Porém, o método da independência política e de classe deveria
valer para todos.
Os
que desejam mudanças sociais profundas não devem se deixar abalar
pelo prestígio da adversidade, ou pelo menos não deveriam. Um
governo que é celebrado pelo imperialismo, pela burguesia mundial e
nacional, por arrivistas do movimento social tem tudo para ter
índices elevados de aprovação. Ainda mais se os que estão à
esquerda dele também dão sua cota de contribuição com vacilos
políticos.
Guardando
relação com o anterior, o medo do sectarismo e do isolamento
político é outro aspecto observado. A consequência disso é que
até voto nas candidaturas petistas são defendidos sob a alegação
do mal menor.
Na
realidade concreta essa tática não só tem ajudado na confusão no
seio da classe e inflado o apoio ao PT como ainda tem fomentado o mal
maior, já que a coalizão que apóia e celebra o projeto petista
cria uma ferramenta política com poderes sem precedentes para atacar
os direitos da classe trabalhadora e ampliar os privilégios ao
capital. Como disse o próprio Lula, os ricos nunca ganharam tanto
dinheiro quanto na sua gestão. Parafraseando o ex-presidente,
podemos afirmar que "nunca antes na História desse país"
a CLT correu tanto risco!
Os
ensinamentos de Marx e Engels nos mostraram que a independência
política e de classe é o método correto.
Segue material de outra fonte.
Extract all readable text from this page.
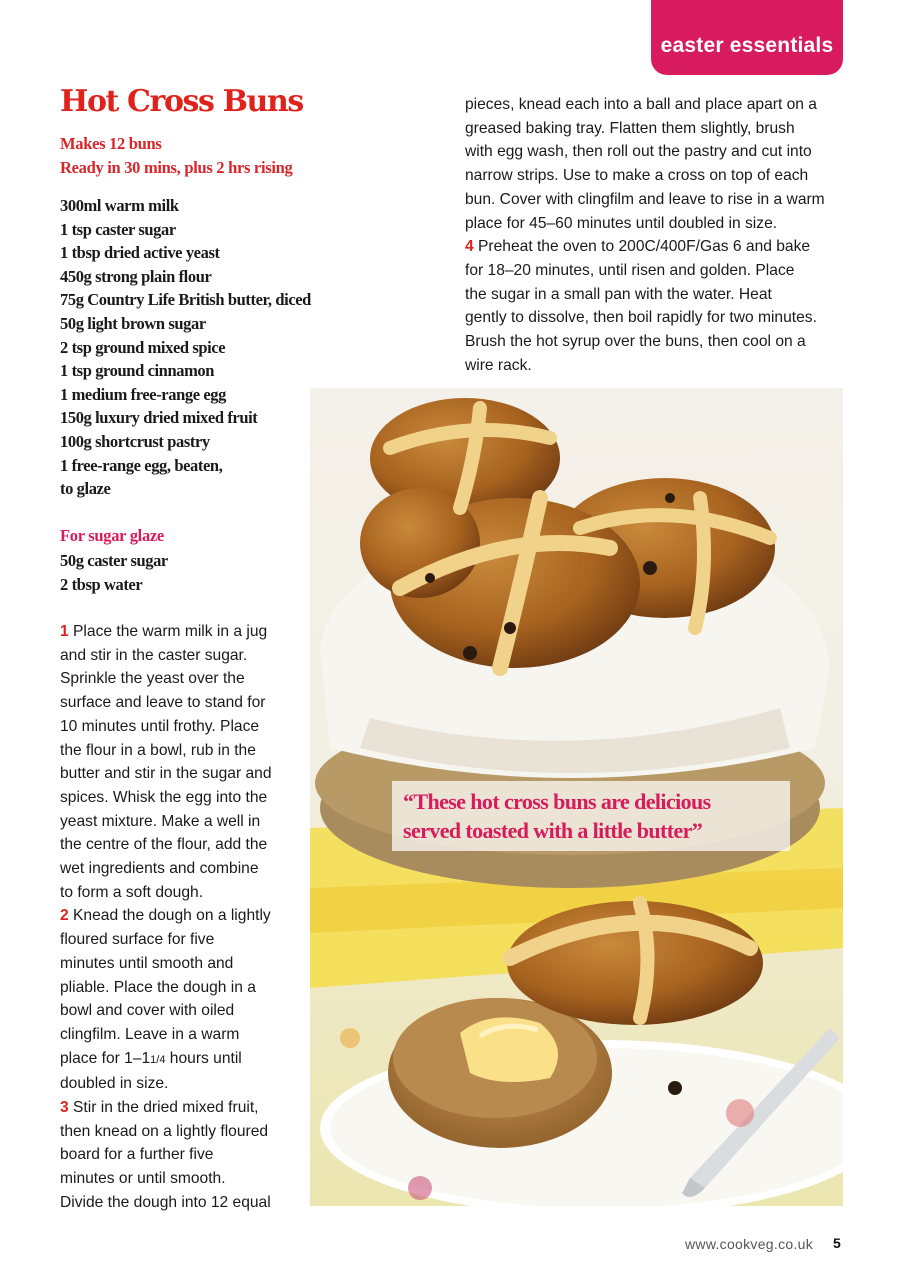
easter essentials
Hot Cross Buns
Makes 12 buns
Ready in 30 mins, plus 2 hrs rising
300ml warm milk
1 tsp caster sugar
1 tbsp dried active yeast
450g strong plain flour
75g Country Life British butter, diced
50g light brown sugar
2 tsp ground mixed spice
1 tsp ground cinnamon
1 medium free-range egg
150g luxury dried mixed fruit
100g shortcrust pastry
1 free-range egg, beaten,
to glaze
For sugar glaze
50g caster sugar
2 tbsp water
1 Place the warm milk in a jug
and stir in the caster sugar.
Sprinkle the yeast over the
surface and leave to stand for
10 minutes until frothy. Place
the flour in a bowl, rub in the
butter and stir in the sugar and
spices. Whisk the egg into the
yeast mixture. Make a well in
the centre of the flour, add the
wet ingredients and combine
to form a soft dough.
2 Knead the dough on a lightly
floured surface for five
minutes until smooth and
pliable. Place the dough in a
bowl and cover with oiled
clingfilm. Leave in a warm
place for 1–11/4 hours until
doubled in size.
3 Stir in the dried mixed fruit,
then knead on a lightly floured
board for a further five
minutes or until smooth.
Divide the dough into 12 equal
pieces, knead each into a ball and place apart on a
greased baking tray. Flatten them slightly, brush
with egg wash, then roll out the pastry and cut into
narrow strips. Use to make a cross on top of each
bun. Cover with clingfilm and leave to rise in a warm
place for 45–60 minutes until doubled in size.
4 Preheat the oven to 200C/400F/Gas 6 and bake
for 18–20 minutes, until risen and golden. Place
the sugar in a small pan with the water. Heat
gently to dissolve, then boil rapidly for two minutes.
Brush the hot syrup over the buns, then cool on a
wire rack.
“These hot cross buns are delicious
served toasted with a little butter”
www.cookveg.co.uk 5
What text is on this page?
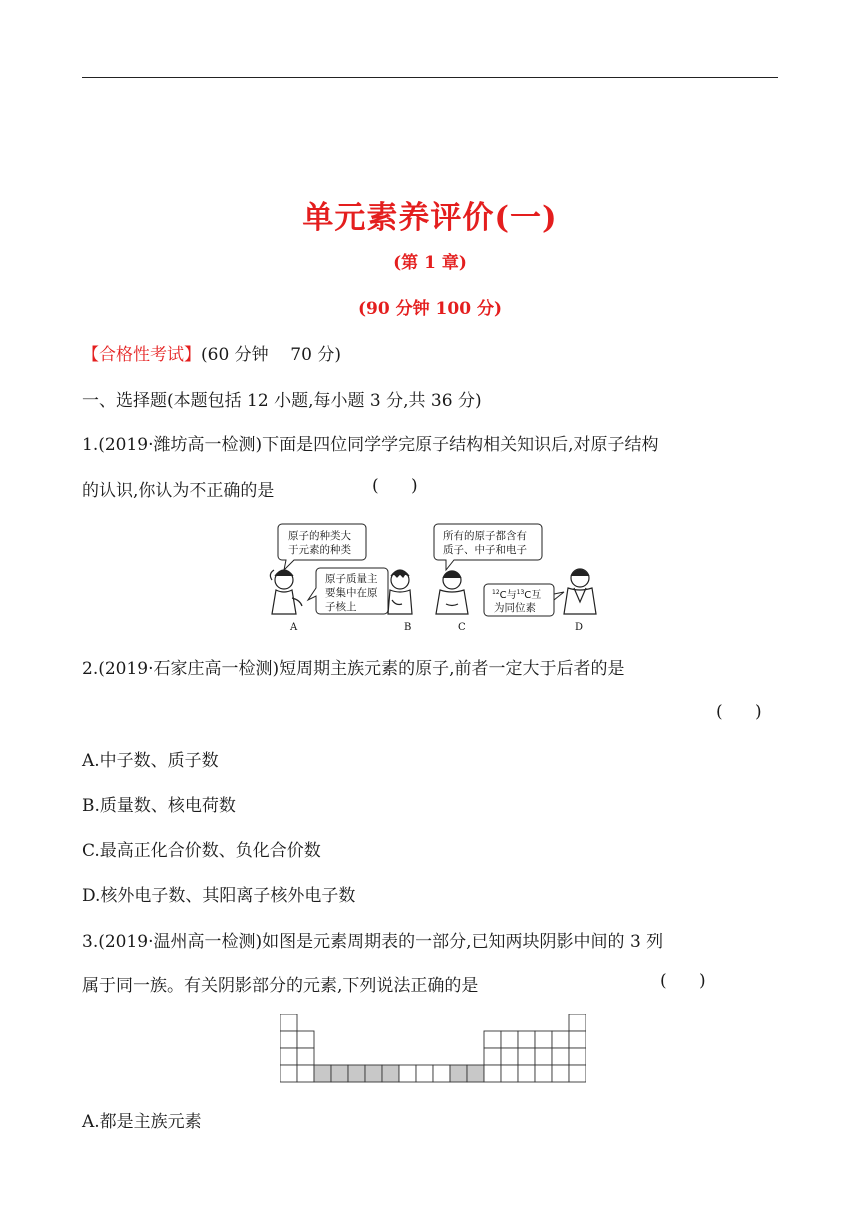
单元素养评价(一)
(第 1 章)
(90 分钟 100 分)
【合格性考试】(60 分钟    70 分)
一、选择题(本题包括 12 小题,每小题 3 分,共 36 分)
1.(2019·潍坊高一检测)下面是四位同学学完原子结构相关知识后,对原子结构
的认识,你认为不正确的是	(      )
原子的种类大
于元素的种类
原子质量主
要集中在原
子核上
所有的原子都含有
质子、中子和电子
$^{12}$C与$^{13}$C互
为同位素
A	B	C	D
2.(2019·石家庄高一检测)短周期主族元素的原子,前者一定大于后者的是
(      )
A.中子数、质子数
B.质量数、核电荷数
C.最高正化合价数、负化合价数
D.核外电子数、其阳离子核外电子数
3.(2019·温州高一检测)如图是元素周期表的一部分,已知两块阴影中间的 3 列
属于同一族。有关阴影部分的元素,下列说法正确的是	(      )
A.都是主族元素
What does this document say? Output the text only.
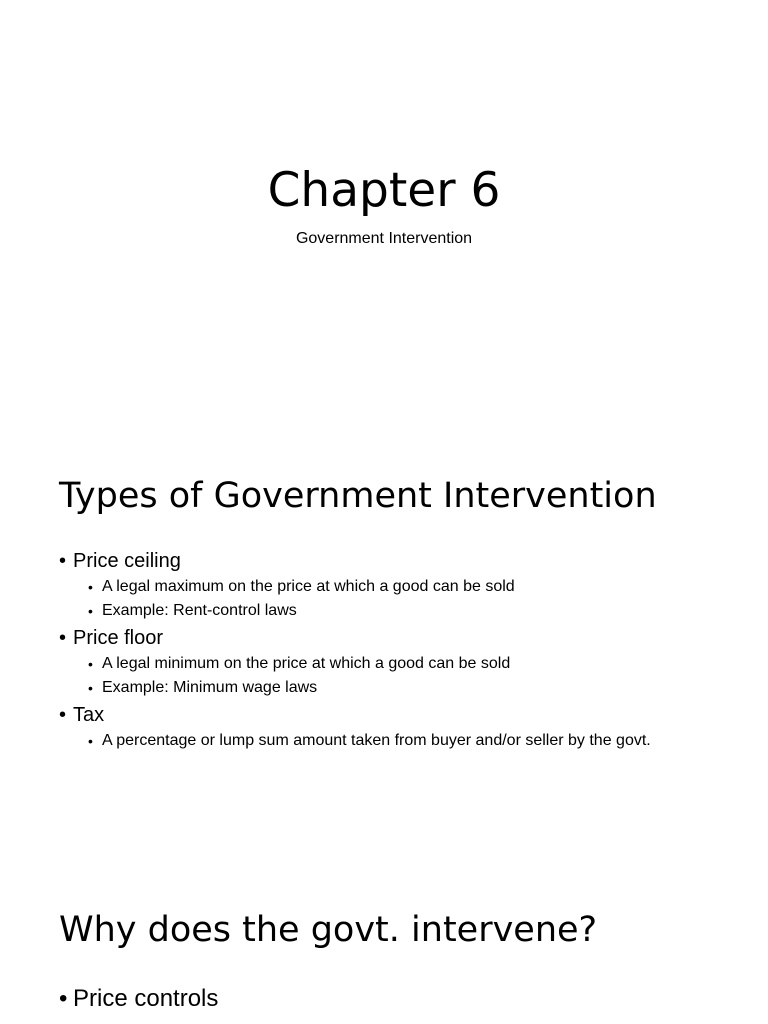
Chapter 6

Government Intervention

Types of Government Intervention
• Price ceiling
• A legal maximum on the price at which a good can be sold
• Example: Rent-control laws
• Price floor
• A legal minimum on the price at which a good can be sold
• Example: Minimum wage laws
• Tax
• A percentage or lump sum amount taken from buyer and/or seller by the govt.
Why does the govt. intervene?
• Price controls
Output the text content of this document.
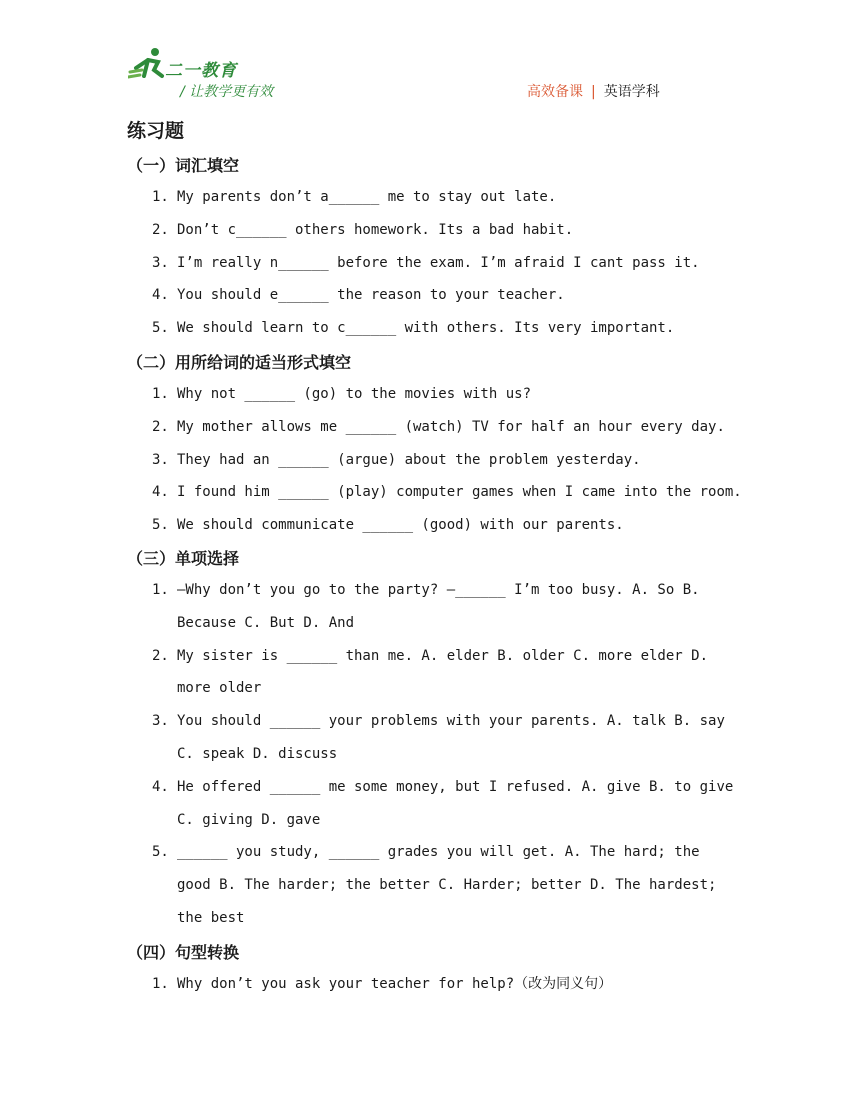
二一教育
/ 让教学更有效	高效备课 | 英语学科
练习题
（一）词汇填空
1. My parents don’t a______ me to stay out late.
2. Don’t c______ others homework. Its a bad habit.
3. I’m really n______ before the exam. I’m afraid I cant pass it.
4. You should e______ the reason to your teacher.
5. We should learn to c______ with others. Its very important.
（二）用所给词的适当形式填空
1. Why not ______ (go) to the movies with us?
2. My mother allows me ______ (watch) TV for half an hour every day.
3. They had an ______ (argue) about the problem yesterday.
4. I found him ______ (play) computer games when I came into the room.
5. We should communicate ______ (good) with our parents.
（三）单项选择
1. —Why don’t you go to the party? —______ I’m too busy. A. So B.
Because C. But D. And
2. My sister is ______ than me. A. elder B. older C. more elder D.
more older
3. You should ______ your problems with your parents. A. talk B. say
C. speak D. discuss
4. He offered ______ me some money, but I refused. A. give B. to give
C. giving D. gave
5. ______ you study, ______ grades you will get. A. The hard; the
good B. The harder; the better C. Harder; better D. The hardest;
the best
（四）句型转换
1. Why don’t you ask your teacher for help?（改为同义句）
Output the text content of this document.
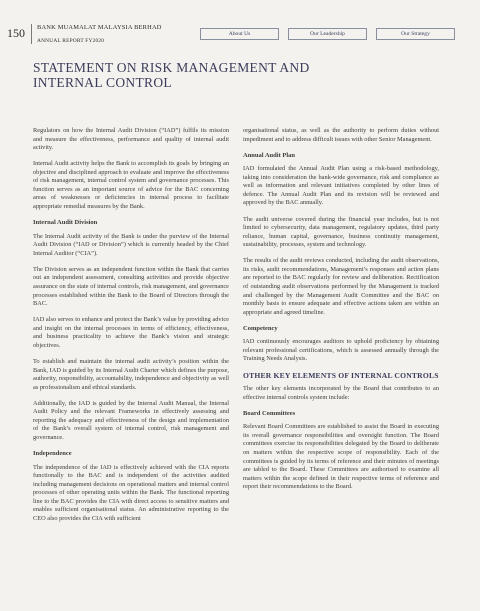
150 BANK MUAMALAT MALAYSIA BERHAD
ANNUAL REPORT FY2020
About Us	Our Leadership	Our Strategy
STATEMENT ON RISK MANAGEMENT AND
INTERNAL CONTROL

Regulators on how the Internal Audit Division (“IAD”) fulfils its mission and measure the effectiveness, performance and quality of internal audit activity.

Internal Audit activity helps the Bank to accomplish its goals by bringing an objective and disciplined approach to evaluate and improve the effectiveness of risk management, internal control system and governance processes. This function serves as an important source of advice for the BAC concerning areas of weaknesses or deficiencies in internal process to facilitate appropriate remedial measures by the Bank.

Internal Audit Division

The Internal Audit activity of the Bank is under the purview of the Internal Audit Division (“IAD or Division”) which is currently headed by the Chief Internal Auditor (“CIA”).

The Division serves as an independent function within the Bank that carries out an independent assessment, consulting activities and provide objective assurance on the state of internal controls, risk management, and governance processes established within the Bank to the Board of Directors through the BAC.

IAD also serves to enhance and protect the Bank’s value by providing advice and insight on the internal processes in terms of efficiency, effectiveness, and business practicality to achieve the Bank’s vision and strategic objectives.

To establish and maintain the internal audit activity’s position within the Bank, IAD is guided by its Internal Audit Charter which defines the purpose, authority, responsibility, accountability, independence and objectivity as well as professionalism and ethical standards.

Additionally, the IAD is guided by the Internal Audit Manual, the Internal Audit Policy and the relevant Frameworks in effectively assessing and reporting the adequacy and effectiveness of the design and implementation of the Bank’s overall system of internal control, risk management and governance.

Independence

The independence of the IAD is effectively achieved with the CIA reports functionally to the BAC and is independent of the activities audited including management decisions on operational matters and internal control processes of other operating units within the Bank. The functional reporting line to the BAC provides the CIA with direct access to sensitive matters and enables sufficient organisational status. An administrative reporting to the CEO also provides the CIA with sufficient

organisational status, as well as the authority to perform duties without impediment and to address difficult issues with other Senior Management.

Annual Audit Plan

IAD formulated the Annual Audit Plan using a risk-based methodology, taking into consideration the bank-wide governance, risk and compliance as well as information and relevant initiatives completed by other lines of defence. The Annual Audit Plan and its revision will be reviewed and approved by the BAC annually.

The audit universe covered during the financial year includes, but is not limited to cybersecurity, data management, regulatory updates, third party reliance, human capital, governance, business continuity management, sustainability, processes, system and technology.

The results of the audit reviews conducted, including the audit observations, its risks, audit recommendations, Management’s responses and action plans are reported to the BAC regularly for review and deliberation. Rectification of outstanding audit observations performed by the Management is tracked and challenged by the Management Audit Committee and the BAC on monthly basis to ensure adequate and effective actions taken are within an appropriate and agreed timeline.

Competency

IAD continuously encourages auditors to uphold proficiency by obtaining relevant professional certifications, which is assessed annually through the Training Needs Analysis.

OTHER KEY ELEMENTS OF INTERNAL CONTROLS

The other key elements incorporated by the Board that contributes to an effective internal controls system include:

Board Committees

Relevant Board Committees are established to assist the Board in executing its overall governance responsibilities and oversight function. The Board committees exercise its responsibilities delegated by the Board to deliberate on matters within the respective scope of responsibility. Each of the committees is guided by its terms of reference and their minutes of meetings are tabled to the Board. These Committees are authorised to examine all matters within the scope defined in their respective terms of reference and report their recommendations to the Board.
Descrevendo uma tática
política para a Liga dos Comunistas, em 1850, os pais do socialismo
científico se posicionaram da seguinte maneira diante da pressão
pelo suposto mal menor:
"Por
toda a parte, ao lado dos candidatos democráticos burgueses, sejam
propostos candidatos operários, na medida do possível de entre os
membros da Liga e para cuja eleição se devem accionar todos os
meios possíveis. Mesmo onde não existe esperança de sucesso, devem
os operários apresentar os seus próprios candidatos, para manterem
a sua democracia, para manterem a sua autonomia, contarem as suas
forças, trazerem a público a sua posição revolucionária e os
pontos de vista do partido. Não
devem, neste processo, deixar-se subornar pelas frases dos
democratas, como por exemplo que assim se divide o partido
democrático e se dá à reacção a possibilidade da vitória. Com
todas essas frases, o que se visa é que o proletariado seja
mistificado. Os progressos que o partido proletário tem de fazer,
surgindo assim como força independente, são infinitamente mais
importantes do que o prejuízo que poderia trazer a presença de
alguns reaccionários na Representação. Surja
a democracia, desde o princípio, decidida e terrorista contra a
reacção, e a influência desta nas eleições será antecipadamente
aniquilada." (Grifo nosso) [2]
Há
ainda os que se armam politicamente para dialogar com setores que
ainda estão no interior do PT, na esperança de ganhá-los. Essa
tática tem surtido poucos efeitos. Na maioria das vezes, em vez de
ruptura dos setores que estão dentro do PT, ocorre o rebaixamento
programático e a capitulação diante do governo pelos que estão
fora. Tudo para "não romper o diálogo".
Cabe
salientar que as contradições têm atingido o conjunto da esquerda
brasileira. Nem mesmo as organizações pequenas, por vezes
consideradas seitas, escapam desse processo. Como exemplo temos
alguns desses grupos defendendo as mesmas posições que os
governistas em relação ao julgamento do mensalão.
Como
se percebe o moinho da confusão recebe água de todos os lados. Para
superar esse processo o mais adequado continua sendo a elaboração e
defesa de um programa que dialogue não com setores políticos, às
vezes pequenos, mas com as demandas concretas da população. Se bem
articulado não há risco de isolamento político, tampouco de se ser
considerado sectário.
No
entanto, é preciso ser firme e consequente. Não dá para pegar, por
exemplo, a demanda popular moradia e depois se rebaixar de forma
ridícula com a palavra de ordem pueril: "Dilma desapropria".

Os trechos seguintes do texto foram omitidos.